Increased uterine arterial tone, stiffness and remodeling with augmented matrix metalloproteinase-1 and -7 in uteroplacental ischemia-induced hypertensive pregnancy.

Preeclampsia is a pregnancy-related disorder manifested as hypertensive pregnancy (HTN-Preg) and often fetal growth restriction (FGR), but the mechanisms involved are unclear. We have reported enhanced reactivity of systemic vessels in HTN-Preg rats, but the critical changes in the uterine circulation are less clear. We tested whether HTN-Preg involves localized aberrations in uterine arterial tone, stiffness and remodeling by matrix metalloproteinases (MMPs). Blood pressure (BP) and litter size were recorded in normal pregnant (Preg) rats and Preg rats with reduced uteroplacental perfusion pressure (RUPP). Isolated uterine arteries were placed in a pressure myograph for measuring intrinsic and extrinsic tone and arterial stiffness. Arteries were bathed in normal Krebs solution (2.5 mM Ca), Ca-free (2 mM EGTA) Krebs, treated with sodium nitroprusside (SNP), or endothelium denuded, then pressurized at 10 mmHg steps from 10 to 110 mmHg, and the % change in diameter was analyzed to measure total (active + passive), active Ca-dependent myogenic, passive, and endothelium-dependent tone, respectively.
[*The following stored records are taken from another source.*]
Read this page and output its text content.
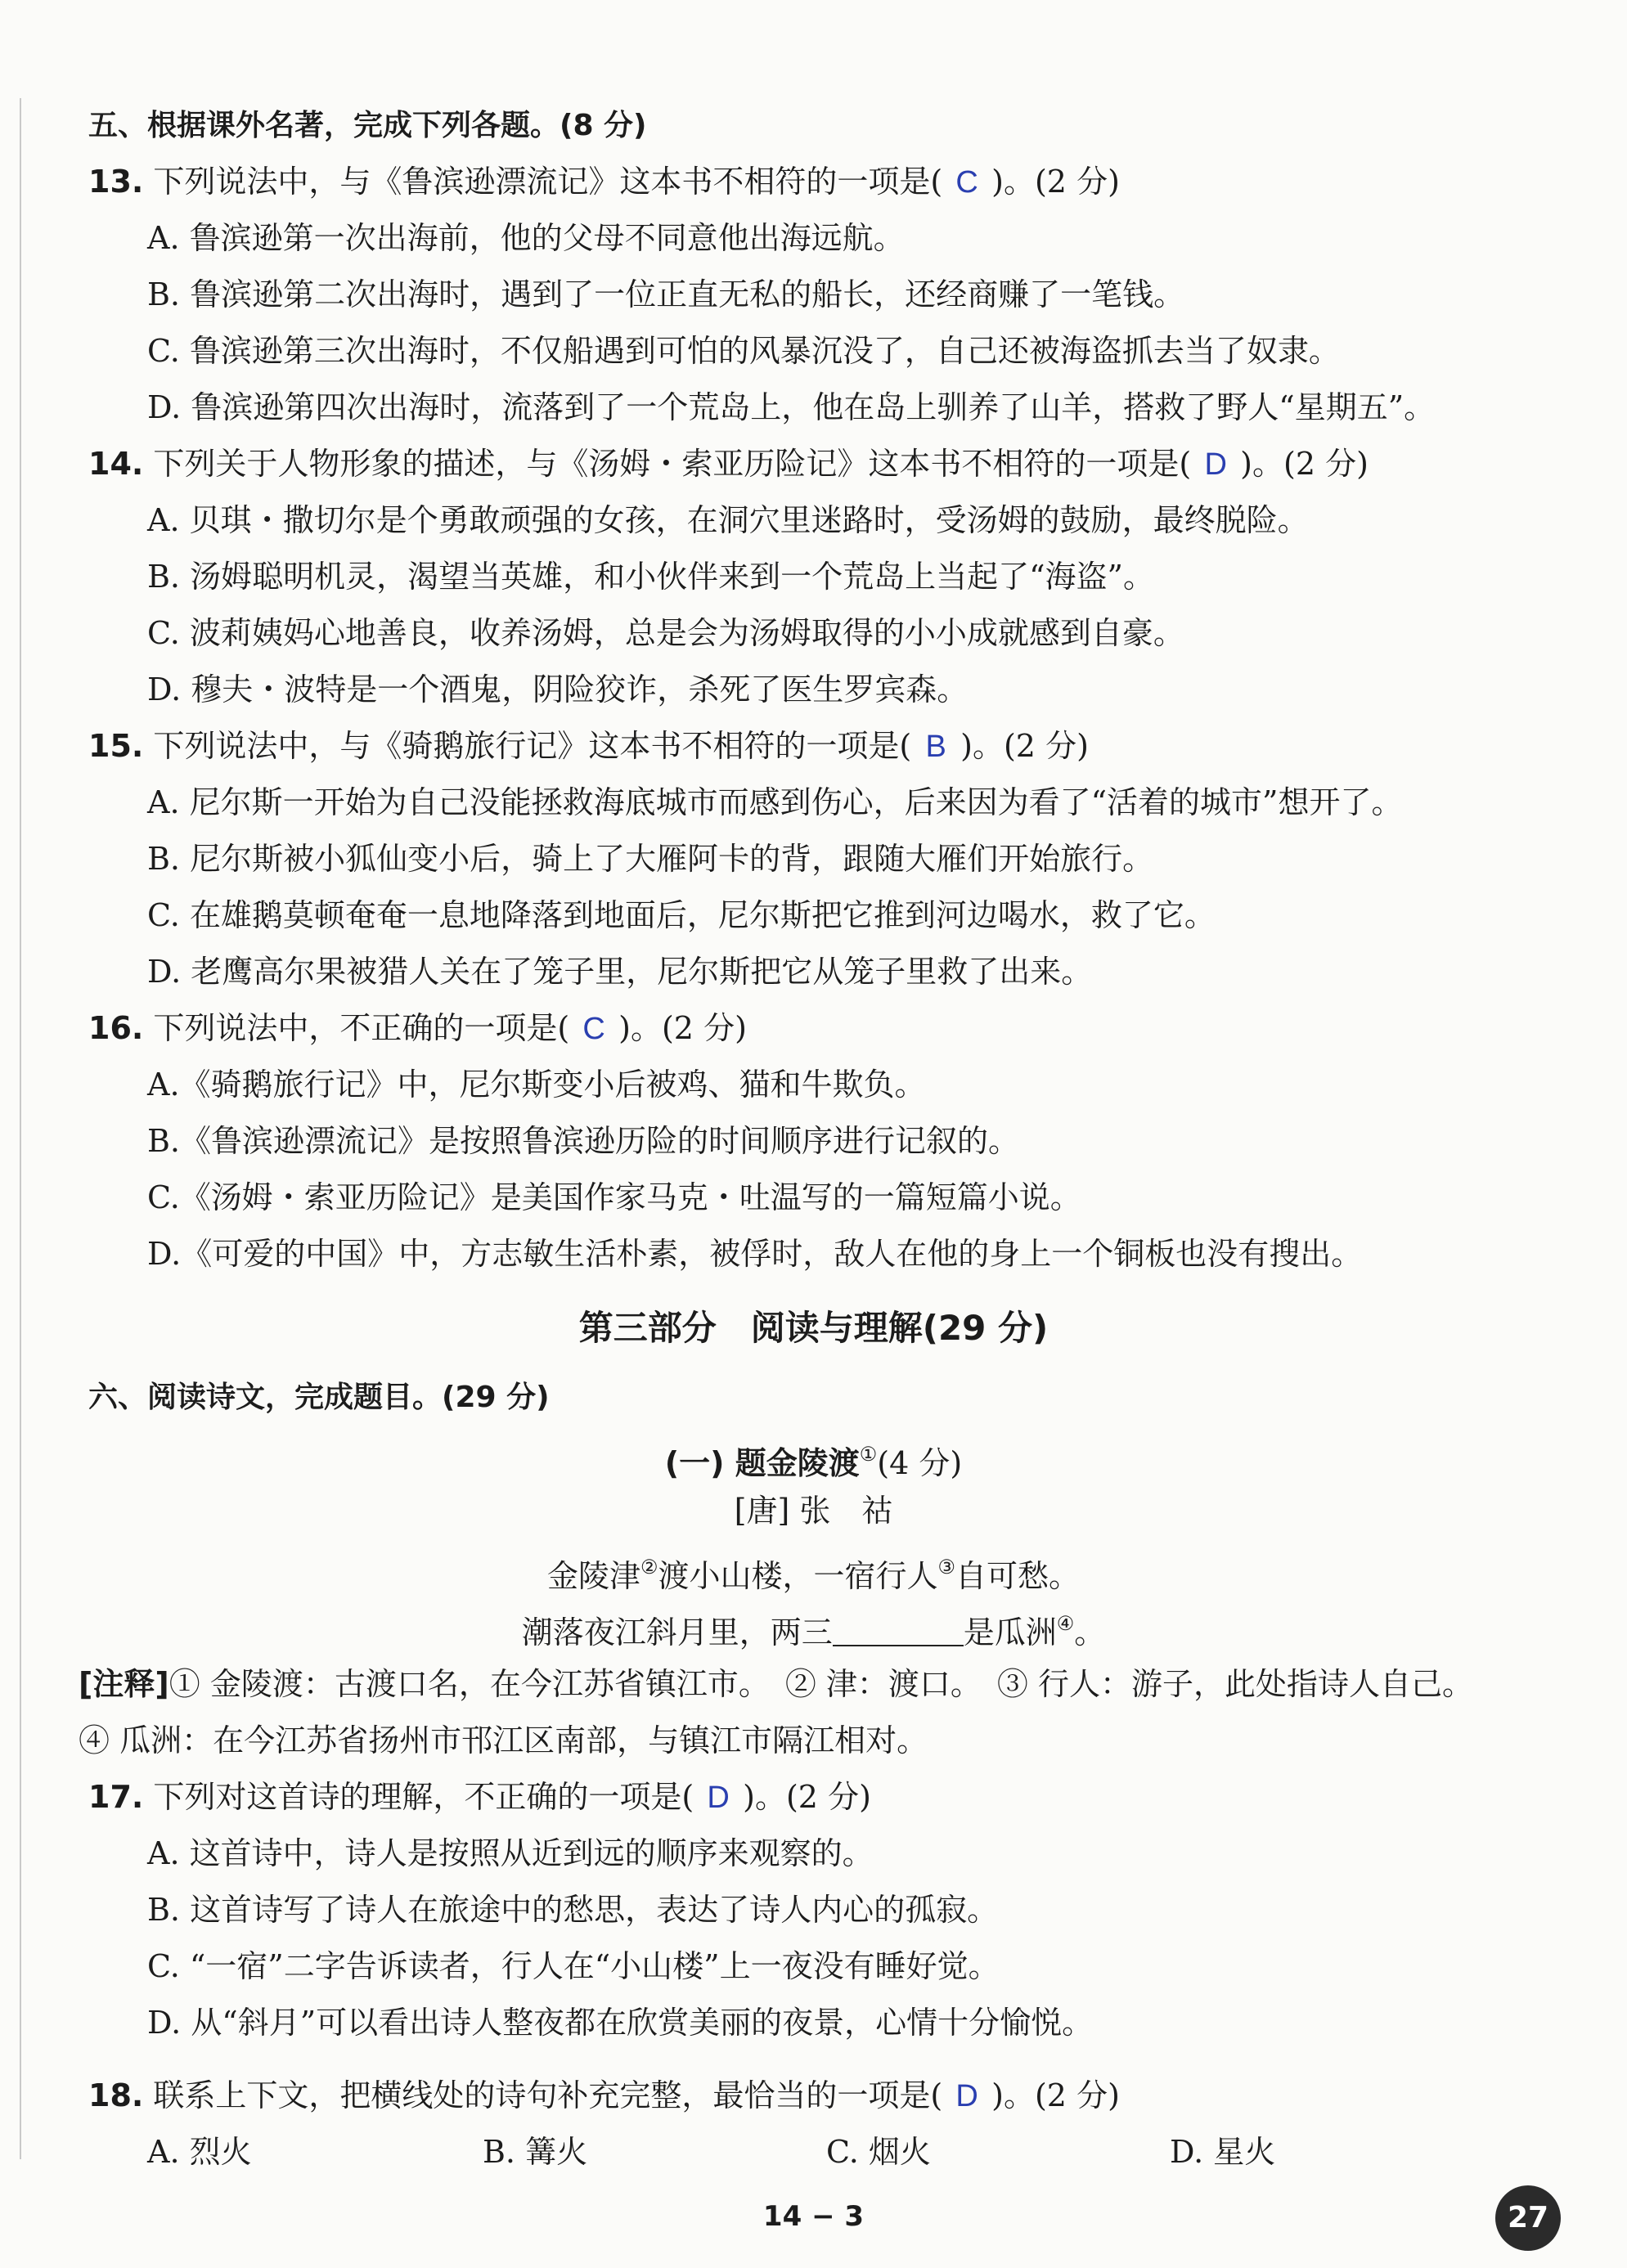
五、根据课外名著，完成下列各题。(8 分)
13. 下列说法中，与《鲁滨逊漂流记》这本书不相符的一项是( C )。(2 分)
A. 鲁滨逊第一次出海前，他的父母不同意他出海远航。
B. 鲁滨逊第二次出海时，遇到了一位正直无私的船长，还经商赚了一笔钱。
C. 鲁滨逊第三次出海时，不仅船遇到可怕的风暴沉没了，自己还被海盗抓去当了奴隶。
D. 鲁滨逊第四次出海时，流落到了一个荒岛上，他在岛上驯养了山羊，搭救了野人“星期五”。
14. 下列关于人物形象的描述，与《汤姆・索亚历险记》这本书不相符的一项是( D )。(2 分)
A. 贝琪・撒切尔是个勇敢顽强的女孩，在洞穴里迷路时，受汤姆的鼓励，最终脱险。
B. 汤姆聪明机灵，渴望当英雄，和小伙伴来到一个荒岛上当起了“海盗”。
C. 波莉姨妈心地善良，收养汤姆，总是会为汤姆取得的小小成就感到自豪。
D. 穆夫・波特是一个酒鬼，阴险狡诈，杀死了医生罗宾森。
15. 下列说法中，与《骑鹅旅行记》这本书不相符的一项是( B )。(2 分)
A. 尼尔斯一开始为自己没能拯救海底城市而感到伤心，后来因为看了“活着的城市”想开了。
B. 尼尔斯被小狐仙变小后，骑上了大雁阿卡的背，跟随大雁们开始旅行。
C. 在雄鹅莫顿奄奄一息地降落到地面后，尼尔斯把它推到河边喝水，救了它。
D. 老鹰高尔果被猎人关在了笼子里，尼尔斯把它从笼子里救了出来。
16. 下列说法中，不正确的一项是( C )。(2 分)
A.《骑鹅旅行记》中，尼尔斯变小后被鸡、猫和牛欺负。
B.《鲁滨逊漂流记》是按照鲁滨逊历险的时间顺序进行记叙的。
C.《汤姆・索亚历险记》是美国作家马克・吐温写的一篇短篇小说。
D.《可爱的中国》中，方志敏生活朴素，被俘时，敌人在他的身上一个铜板也没有搜出。
第三部分　阅读与理解(29 分)
六、阅读诗文，完成题目。(29 分)
(一) 题金陵渡①(4 分)
[唐] 张　祜
金陵津②渡小山楼，一宿行人③自可愁。
潮落夜江斜月里，两三	是瓜洲④。
[注释]① 金陵渡：古渡口名，在今江苏省镇江市。　② 津：渡口。　③ 行人：游子，此处指诗人自己。
④ 瓜洲：在今江苏省扬州市邗江区南部，与镇江市隔江相对。
17. 下列对这首诗的理解，不正确的一项是( D )。(2 分)
A. 这首诗中，诗人是按照从近到远的顺序来观察的。
B. 这首诗写了诗人在旅途中的愁思，表达了诗人内心的孤寂。
C. “一宿”二字告诉读者，行人在“小山楼”上一夜没有睡好觉。
D. 从“斜月”可以看出诗人整夜都在欣赏美丽的夜景，心情十分愉悦。
18. 联系上下文，把横线处的诗句补充完整，最恰当的一项是( D )。(2 分)
A. 烈火	B. 篝火	C. 烟火	D. 星火
14 − 3	27
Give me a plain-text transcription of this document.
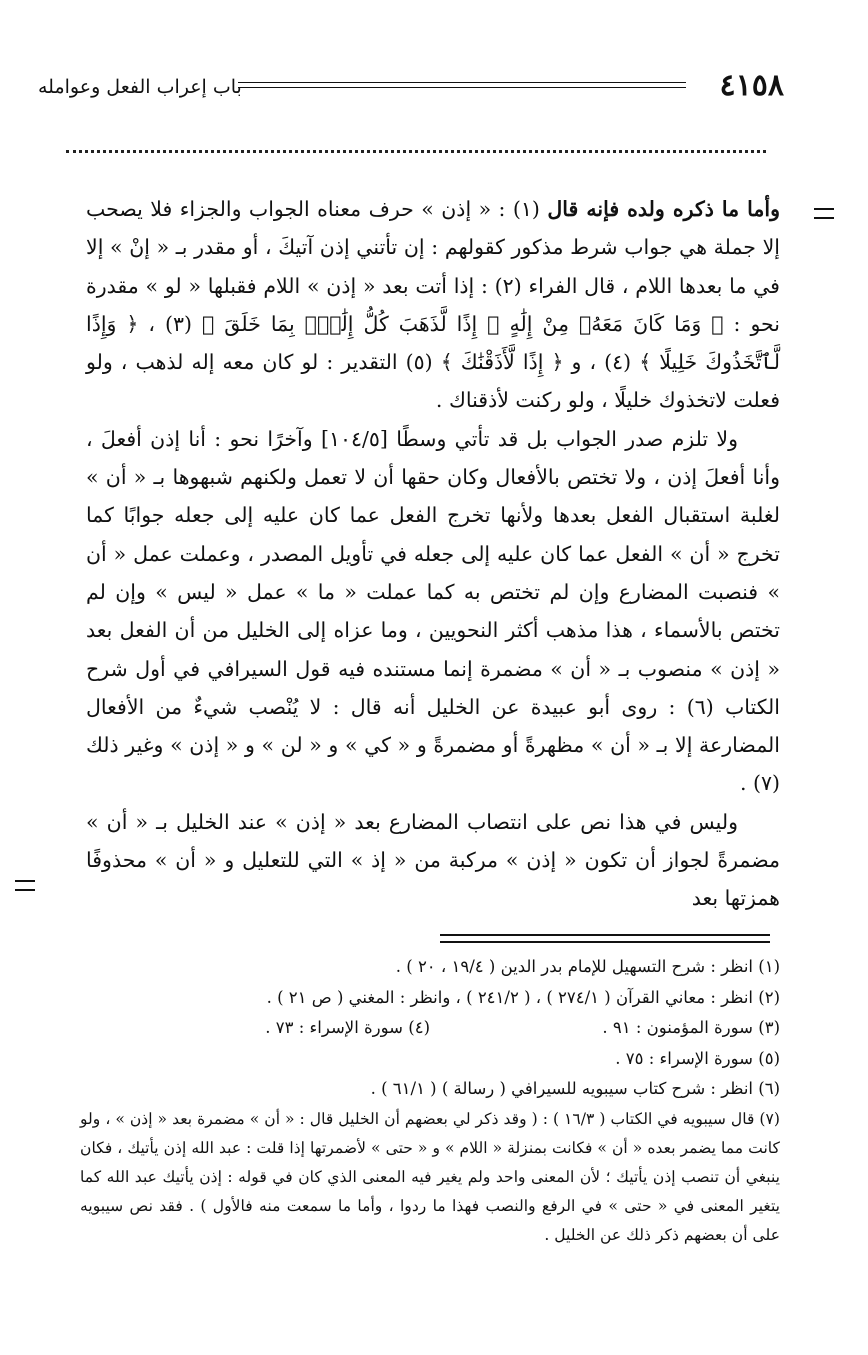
٤١٥٨
باب إعراب الفعل وعوامله

وأما ما ذكره ولده فإنه قال (١) : « إذن » حرف معناه الجواب والجزاء فلا يصحب إلا جملة هي جواب شرط مذكور كقولهم : إن تأتني إذن آتيكَ ، أو مقدر بـ « إنْ » إلا في ما بعدها اللام ، قال الفراء (٢) : إذا أتت بعد « إذن » اللام فقبلها « لو » مقدرة نحو : ﴿ وَمَا كَانَ مَعَهُۥ مِنْ إِلَٰهٍ ۚ إِذًا لَّذَهَبَ كُلُّ إِلَٰهٍۭ بِمَا خَلَقَ ﴾ (٣) ، ﴿ وَإِذًا لَّٱتَّخَذُوكَ خَلِيلًا ﴾ (٤) ، و ﴿ إِذًا لَّأَذَقْنَٰكَ ﴾ (٥) التقدير : لو كان معه إله لذهب ، ولو فعلت لاتخذوك خليلًا ، ولو ركنت لأذقناك .

ولا تلزم صدر الجواب بل قد تأتي وسطًا [١٠٤/٥] وآخرًا نحو : أنا إذن أفعلَ ، وأنا أفعلَ إذن ، ولا تختص بالأفعال وكان حقها أن لا تعمل ولكنهم شبهوها بـ « أن » لغلبة استقبال الفعل بعدها ولأنها تخرج الفعل عما كان عليه إلى جعله جوابًا كما تخرج « أن » الفعل عما كان عليه إلى جعله في تأويل المصدر ، وعملت عمل « أن » فنصبت المضارع وإن لم تختص به كما عملت « ما » عمل « ليس » وإن لم تختص بالأسماء ، هذا مذهب أكثر النحويين ، وما عزاه إلى الخليل من أن الفعل بعد « إذن » منصوب بـ « أن » مضمرة إنما مستنده فيه قول السيرافي في أول شرح الكتاب (٦) : روى أبو عبيدة عن الخليل أنه قال : لا يُنْصب شيءٌ من الأفعال المضارعة إلا بـ « أن » مظهرةً أو مضمرةً و « كي » و « لن » و « إذن » وغير ذلك (٧) .

وليس في هذا نص على انتصاب المضارع بعد « إذن » عند الخليل بـ « أن » مضمرةً لجواز أن تكون « إذن » مركبة من « إذ » التي للتعليل و « أن » محذوفًا همزتها بعد

(١) انظر : شرح التسهيل للإمام بدر الدين ( ١٩/٤ ، ٢٠ ) .
(٢) انظر : معاني القرآن ( ٢٧٤/١ ) ، ( ٢٤١/٢ ) ، وانظر : المغني ( ص ٢١ ) .
(٣) سورة المؤمنون : ٩١ .
(٤) سورة الإسراء : ٧٣ .
(٥) سورة الإسراء : ٧٥ .
(٦) انظر : شرح كتاب سيبويه للسيرافي ( رسالة ) ( ٦١/١ ) .
(٧) قال سيبويه في الكتاب ( ١٦/٣ ) : ( وقد ذكر لي بعضهم أن الخليل قال : « أن » مضمرة بعد « إذن » ، ولو كانت مما يضمر بعده « أن » فكانت بمنزلة « اللام » و « حتى » لأضمرتها إذا قلت : عبد الله إذن يأتيك ، فكان ينبغي أن تنصب إذن يأتيك ؛ لأن المعنى واحد ولم يغير فيه المعنى الذي كان في قوله : إذن يأتيك عبد الله كما يتغير المعنى في « حتى » في الرفع والنصب فهذا ما ردوا ، وأما ما سمعت منه فالأول ) . فقد نص سيبويه على أن بعضهم ذكر ذلك عن الخليل .
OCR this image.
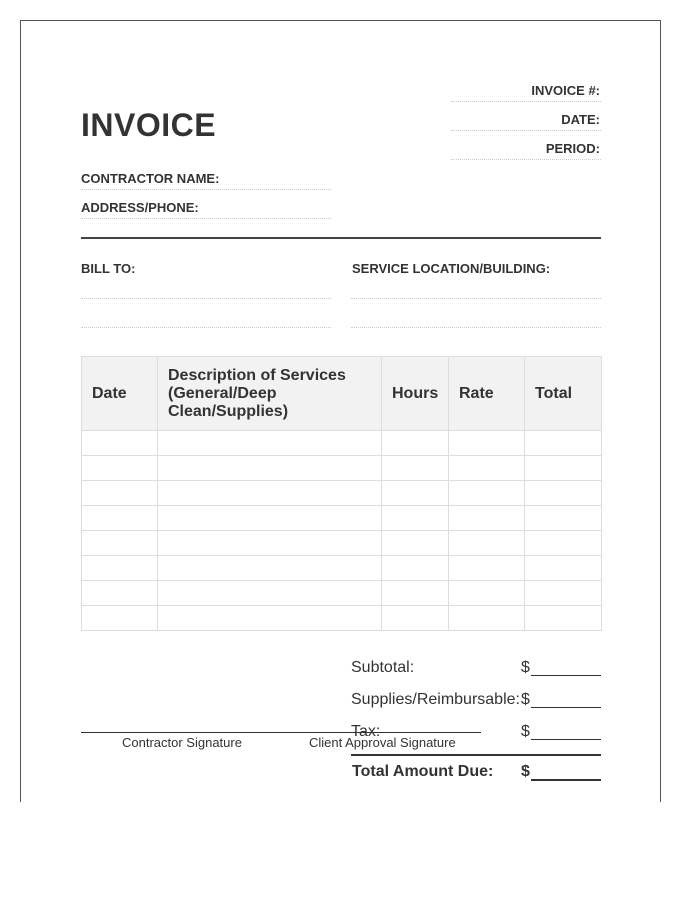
INVOICE
INVOICE #:
DATE:
PERIOD:
CONTRACTOR NAME:
ADDRESS/PHONE:
BILL TO:	SERVICE LOCATION/BUILDING:
Date	Description of Services (General/Deep Clean/Supplies)	Hours	Rate	Total

Subtotal:	$
Supplies/Reimbursable: $
Tax:	$
Total Amount Due: $
Contractor Signature	Client Approval Signature
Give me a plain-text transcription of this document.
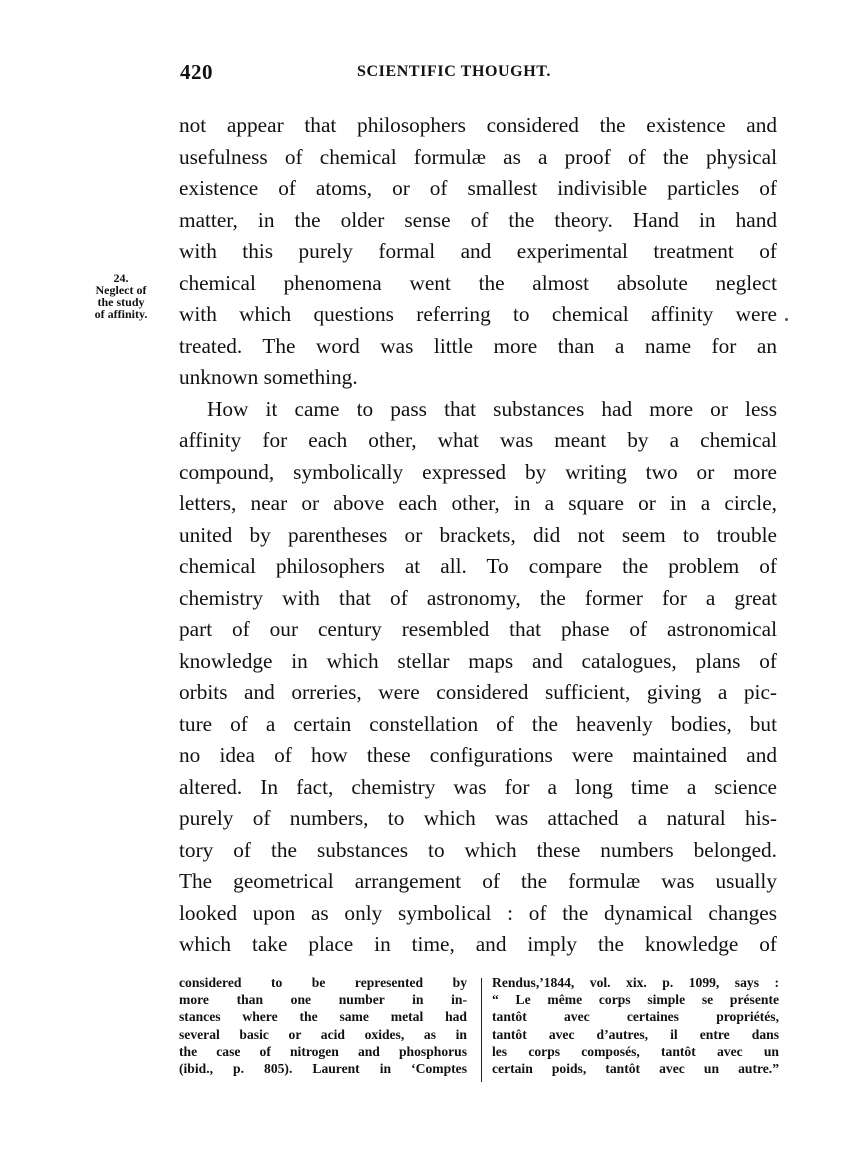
420	SCIENTIFIC THOUGHT.
24.
Neglect of
the study
of affinity.
not appear that philosophers considered the existence and
usefulness of chemical formulæ as a proof of the physical
existence of atoms, or of smallest indivisible particles of
matter, in the older sense of the theory. Hand in hand
with this purely formal and experimental treatment of
chemical phenomena went the almost absolute neglect
with which questions referring to chemical affinity were
treated. The word was little more than a name for an
unknown something.
How it came to pass that substances had more or less
affinity for each other, what was meant by a chemical
compound, symbolically expressed by writing two or more
letters, near or above each other, in a square or in a circle,
united by parentheses or brackets, did not seem to trouble
chemical philosophers at all. To compare the problem of
chemistry with that of astronomy, the former for a great
part of our century resembled that phase of astronomical
knowledge in which stellar maps and catalogues, plans of
orbits and orreries, were considered sufficient, giving a pic-
ture of a certain constellation of the heavenly bodies, but
no idea of how these configurations were maintained and
altered. In fact, chemistry was for a long time a science
purely of numbers, to which was attached a natural his-
tory of the substances to which these numbers belonged.
The geometrical arrangement of the formulæ was usually
looked upon as only symbolical : of the dynamical changes
which take place in time, and imply the knowledge of
considered to be represented by
more than one number in in-
stances where the same metal had
several basic or acid oxides, as in
the case of nitrogen and phosphorus
(ibid., p. 805). Laurent in ‘Comptes
Rendus,’1844, vol. xix. p. 1099, says :
“ Le même corps simple se présente
tantôt avec certaines propriétés,
tantôt avec d’autres, il entre dans
les corps composés, tantôt avec un
certain poids, tantôt avec un autre.”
BP was higher and the litter size and pup weight were reduced in RUPP vs Preg rats. In normal Krebs, increasing intraluminal pressure caused smaller increments in diameter in arteries of RUPP vs Preg rats, suggesting greater total vascular tone. Arterial incubation in Ca-free Krebs, treatment with SNP or endothelium-removal abolished the differences in vascular tone, and subtraction of each of these components from total vascular tone revealed significant active Ca-dependent myogenic, passive, and endothelium-dependent tone, respectively, in RUPP vs Preg rats. The total and passive strain-stress curves were shifted leftward in arteries of RUPP vs Preg rats, indicating increased uterine arterial stiffness. Arterial sections showed decreased lumen/total and increased wall/total area, and immunohistochemistry revealed greater MMP-1 and MMP-7 staining particularly in the media, suggesting uterine arterial remodeling by MMPs in RUPP vs Preg rats. The increased uterine arterial active myogenic, passive, and endothelium-dependent tone, arterial stiffness and remodeling by MMPs would further reduce uterine blood flow and exacerbate uteroplacental ischemia, FGR and HTN-Preg.